Un ulteriore argomento si appoggia sul fatto che le società post-moderne tendano ad essere sempre più slegate dal ciclo giorno-notte per quanto attiene il fabbisogno energetico. Ciò annullerebbe ogni potenziale beneficio apportato da un’ora aggiuntiva di luce. 

Nel contempo, l’ora legale implicherebbe anche uno sforzo di adeguamento della strumentazione tecnologica, oltre che una sfida per il settore agricolo. Il funzionamento di quest’ultimo non è legato all’orologio ma piuttosto al ciclo giornaliero del sole. In altre parole, stando ai sostenitori di tale mozione (che trovano comunque un diffuso sostegno nella società civile), anche nella tarda primavera o nell’estate avanzata si dovrebbe mantenere l’ora solare, evitando di spostare avanti di un’ora le lancette dell’orologio. 

Al contrario, i supporter dell’ora legale vedono proprio nel maggiore numero di ore di luce un impatto non trascurabile in termini di rialzo dei consumi: essi rappresentano la voce più importante del PIL e, nel caso di quelli personali americani, ne raggiungono quasi il 70%. Senza contare i benefici per la salute dati dalla maggiore esposizione alla luce naturale. Per i favorevoli, il fatto che l’ora legale permetta un minore uso di luce artificiale farebbe registrare un decremento di incidenti e furti serali rispetto ai periodi più bui dell’anno. 

È comunque banale focalizzarsi – come avviene spesso – sul fatto che «si dorma un’ora in meno», dimenticando che ciò vale per una sola notte. Ora, se è difficile formulare considerazioni fondate su aspetti psicofisici, è indiscutibile che il mantenimento dell’ora legale permetta di sfruttare le miti ore serali tipiche del periodo estivo. L’impatto economico sarebbe immediato e «trainerebbe» la spesa stagionale, oltre a costituire un investimento in salute individuale grazie alla maggiore permanenza all’aria aperta delle persone. Al contrario, pare poco rilevante disporre di un’ora di luce in più al mattino, quando non si può fare a meno della luce artificiale ma ci si trova diretti al lavoro, quanto piuttosto alla sera, sul tragitto di ritorno. 
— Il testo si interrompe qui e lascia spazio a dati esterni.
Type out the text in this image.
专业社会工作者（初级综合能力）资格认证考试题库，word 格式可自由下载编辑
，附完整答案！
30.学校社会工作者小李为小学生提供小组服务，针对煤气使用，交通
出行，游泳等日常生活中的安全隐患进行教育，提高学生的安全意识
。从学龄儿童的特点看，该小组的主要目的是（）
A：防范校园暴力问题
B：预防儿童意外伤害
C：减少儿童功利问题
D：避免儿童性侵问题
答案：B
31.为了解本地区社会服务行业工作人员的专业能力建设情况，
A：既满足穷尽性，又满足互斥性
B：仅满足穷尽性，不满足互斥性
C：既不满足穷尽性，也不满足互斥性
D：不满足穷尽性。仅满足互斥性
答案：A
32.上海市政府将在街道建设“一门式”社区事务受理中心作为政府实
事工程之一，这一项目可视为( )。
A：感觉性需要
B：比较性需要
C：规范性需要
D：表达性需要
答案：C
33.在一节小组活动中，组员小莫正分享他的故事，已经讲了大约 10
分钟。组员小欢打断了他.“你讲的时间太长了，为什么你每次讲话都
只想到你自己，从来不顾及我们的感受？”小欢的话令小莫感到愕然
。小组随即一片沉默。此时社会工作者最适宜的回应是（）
Se può essere rispondente al vero l’affermazione che oggi il fabbisogno energetico non dipende necessariamente dalla collocazione delle ore di luce quanto dall’abuso di elettricità (basta calcolare quanta ne viene usata anche solo per i condizionatori d’aria, in occasione di ogni minimo sbalzo di temperatura), è del resto inconfutabile notare come un giusto grado di luce naturale stimoli soddisfazione e motivazione individuale. Quella che nei mesi più bui dell’anno tende ad essere vissuta con minore intensità. A maggior ragione pare economicamente incomprensibile la ragione per cui il (pericoloso) gioco alla colpevolizzazione dell’ora legale, rea soltanto di essere stata decisa «per legge», trovi così largo sostegno. 
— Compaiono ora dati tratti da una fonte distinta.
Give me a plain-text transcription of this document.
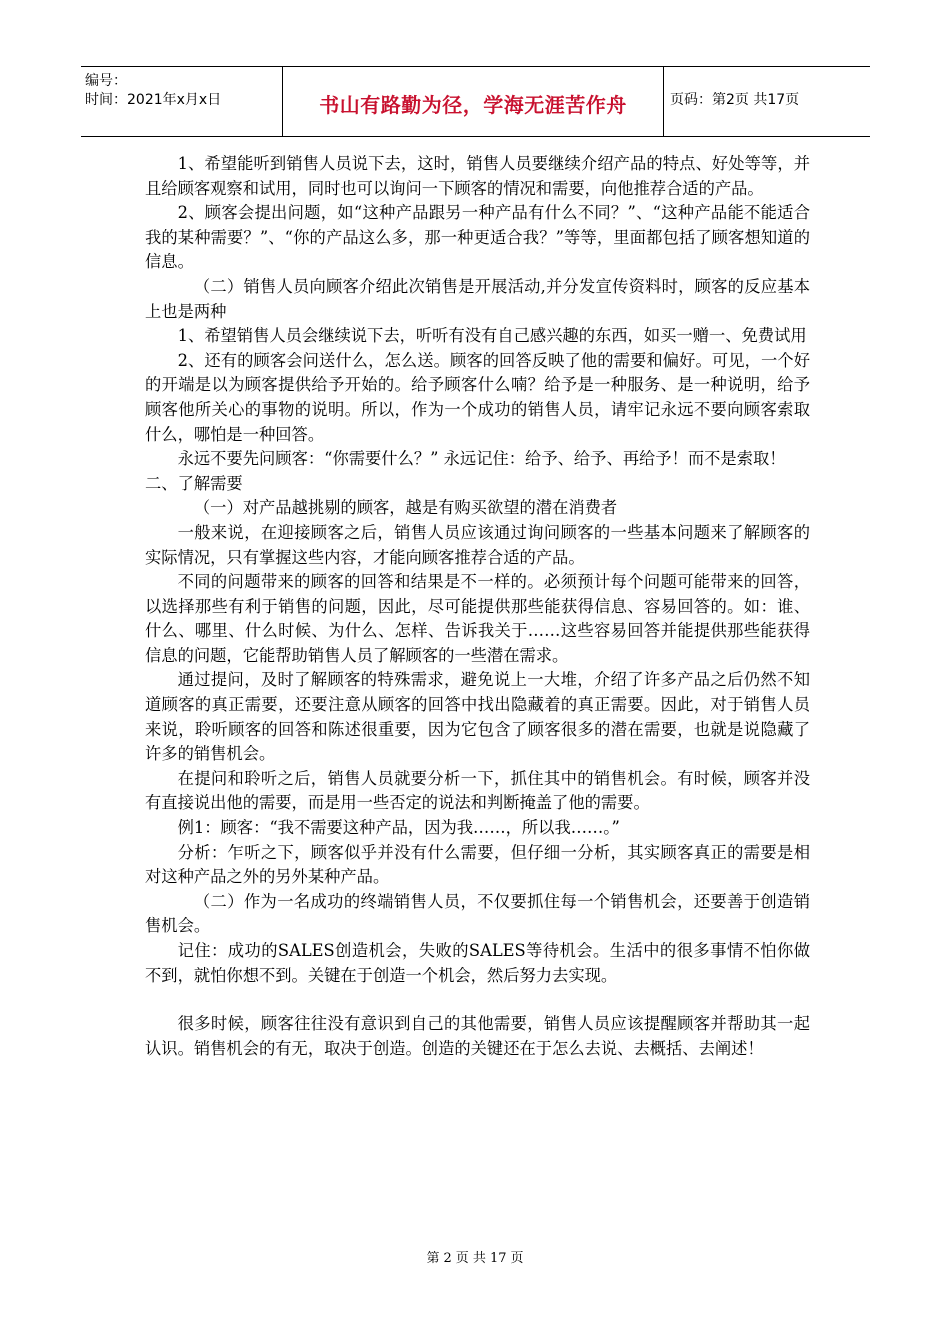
编号：
时间：2021年x月x日	书山有路勤为径，学海无涯苦作舟	页码：第2页 共17页

1、希望能听到销售人员说下去，这时，销售人员要继续介绍产品的特点、好处等等，并且给顾客观察和试用，同时也可以询问一下顾客的情况和需要，向他推荐合适的产品。

2、顾客会提出问题，如“这种产品跟另一种产品有什么不同？”、“这种产品能不能适合我的某种需要？”、“你的产品这么多，那一种更适合我？”等等，里面都包括了顾客想知道的信息。

（二）销售人员向顾客介绍此次销售是开展活动,并分发宣传资料时，顾客的反应基本上也是两种

1、希望销售人员会继续说下去，听听有没有自己感兴趣的东西，如买一赠一、免费试用

2、还有的顾客会问送什么，怎么送。顾客的回答反映了他的需要和偏好。可见，一个好的开端是以为顾客提供给予开始的。给予顾客什么喃？给予是一种服务、是一种说明，给予顾客他所关心的事物的说明。所以，作为一个成功的销售人员，请牢记永远不要向顾客索取什么，哪怕是一种回答。

永远不要先问顾客：“你需要什么？” 永远记住：给予、给予、再给予！而不是索取！

二、了解需要

（一）对产品越挑剔的顾客，越是有购买欲望的潜在消费者

一般来说，在迎接顾客之后，销售人员应该通过询问顾客的一些基本问题来了解顾客的实际情况，只有掌握这些内容，才能向顾客推荐合适的产品。

不同的问题带来的顾客的回答和结果是不一样的。必须预计每个问题可能带来的回答，以选择那些有利于销售的问题，因此，尽可能提供那些能获得信息、容易回答的。如：谁、什么、哪里、什么时候、为什么、怎样、告诉我关于……这些容易回答并能提供那些能获得信息的问题，它能帮助销售人员了解顾客的一些潜在需求。

通过提问，及时了解顾客的特殊需求，避免说上一大堆，介绍了许多产品之后仍然不知道顾客的真正需要，还要注意从顾客的回答中找出隐藏着的真正需要。因此，对于销售人员来说，聆听顾客的回答和陈述很重要，因为它包含了顾客很多的潜在需要，也就是说隐藏了许多的销售机会。

在提问和聆听之后，销售人员就要分析一下，抓住其中的销售机会。有时候，顾客并没有直接说出他的需要，而是用一些否定的说法和判断掩盖了他的需要。

例1：顾客：“我不需要这种产品，因为我……，所以我……。”

分析：乍听之下，顾客似乎并没有什么需要，但仔细一分析，其实顾客真正的需要是相对这种产品之外的另外某种产品。

（二）作为一名成功的终端销售人员，不仅要抓住每一个销售机会，还要善于创造销售机会。

记住：成功的SALES创造机会，失败的SALES等待机会。生活中的很多事情不怕你做不到，就怕你想不到。关键在于创造一个机会，然后努力去实现。

很多时候，顾客往往没有意识到自己的其他需要，销售人员应该提醒顾客并帮助其一起认识。销售机会的有无，取决于创造。创造的关键还在于怎么去说、去概括、去阐述！

第 2 页 共 17 页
Gli effetti per il settore turistico, enogastronomico e di ristorazione, per i trasporti, oltre che per il consumo in generale, sarebbero forse di difficile prevedibilità. Si situerebbero, più probabilmente, al ribasso rispetto al trend finora registrato. Ma se il problema fosse davvero il cambio d’ora, non si vede perché non ci si possa accordare per un’ora legale valida per tutto l’anno, tanto più che il calendario stesso è frutto di una convenzione secolare e a suo modo arbitraria. Al periodo primaverile-estivo è associato un risveglio economico-sociale, di cui nell’era di ottimizzazione, efficientismo e riflessione critica sui meccanismi economici, non si può fare a meno. In altre parole, meglio evitare di modificare l’estate per come la si conosce.